Al-Qaida's Iraqi wing has claimed responsibility for a series of car bomb blasts in the capital that killed at least 28 people and wounded around 100 others in predominantly Shi'ite districts.
The al-Qaida affiliate, Islamic State of Iraq, said Monday it carried out the attacks in Baghdad to take revenge for perceived state repression of Sunni Muslims.
The attacks on Sunday struck outdoor markets in and around the capital.
The Shi'ite district of Sadr City was one of the worst hit, with three car bombings.
Other targeted districts include Ameen, Habibiya, Husseiniya, Kamiliya and Karrada. Authorities managed to defuse at least one of the planted explosives.
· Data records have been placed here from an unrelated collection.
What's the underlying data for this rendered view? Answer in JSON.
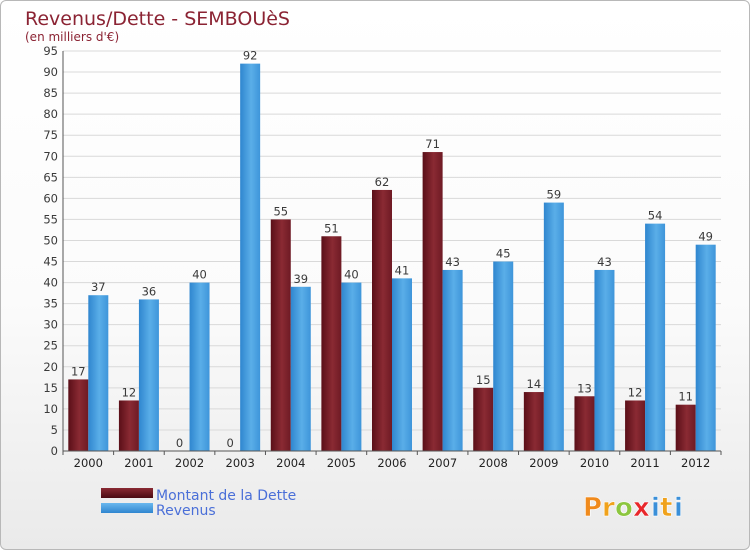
{
  "chart_data": {
    "type": "bar",
    "title": "Revenus/Dette - SEMBOUèS",
    "subtitle": "(en milliers d'€)",
    "categories": [
      "2000",
      "2001",
      "2002",
      "2003",
      "2004",
      "2005",
      "2006",
      "2007",
      "2008",
      "2009",
      "2010",
      "2011",
      "2012"
    ],
    "series": [
      {
        "name": "Montant de la Dette",
        "color": "#6e1a24",
        "values": [
          17,
          12,
          0,
          0,
          55,
          51,
          62,
          71,
          15,
          14,
          13,
          12,
          11
        ]
      },
      {
        "name": "Revenus",
        "color": "#4a9fe0",
        "values": [
          37,
          36,
          40,
          92,
          39,
          40,
          41,
          43,
          45,
          59,
          43,
          54,
          49
        ]
      }
    ],
    "yticks": [
      0,
      5,
      10,
      15,
      20,
      25,
      30,
      35,
      40,
      45,
      50,
      55,
      60,
      65,
      70,
      75,
      80,
      85,
      90,
      95
    ],
    "ylim": [
      0,
      95
    ],
    "grid": true,
    "legend": "bottom-left"
  },
  "logo": {
    "text": "Proxiti",
    "letters": [
      {
        "ch": "P",
        "color": "#f08a1c"
      },
      {
        "ch": "r",
        "color": "#f0a21c"
      },
      {
        "ch": "o",
        "color": "#8cc63f"
      },
      {
        "ch": "x",
        "color": "#e8262a"
      },
      {
        "ch": "i",
        "color": "#3a8fd8"
      },
      {
        "ch": "t",
        "color": "#f0a21c"
      },
      {
        "ch": "i",
        "color": "#3a8fd8"
      }
    ]
  }
}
So far this month, attacks in Iraq have killed at least 100 people, including the head of Iraq's military intelligence academy. Brigadier General Ali Aouni and two of his bodyguards were killed Saturday in a suicide bombing in the northern Iraqi town of Tal Afar.
The wave of violence coincides with a political crisis that has seen the Iraqi government plagued by infighting among sectarian factions and pressured by almost two months of protests in mostly Sunni regions. Many Sunnis accuse Shi'ite Prime Minister Nouri al-Maliki of marginalizing and discriminating against their community.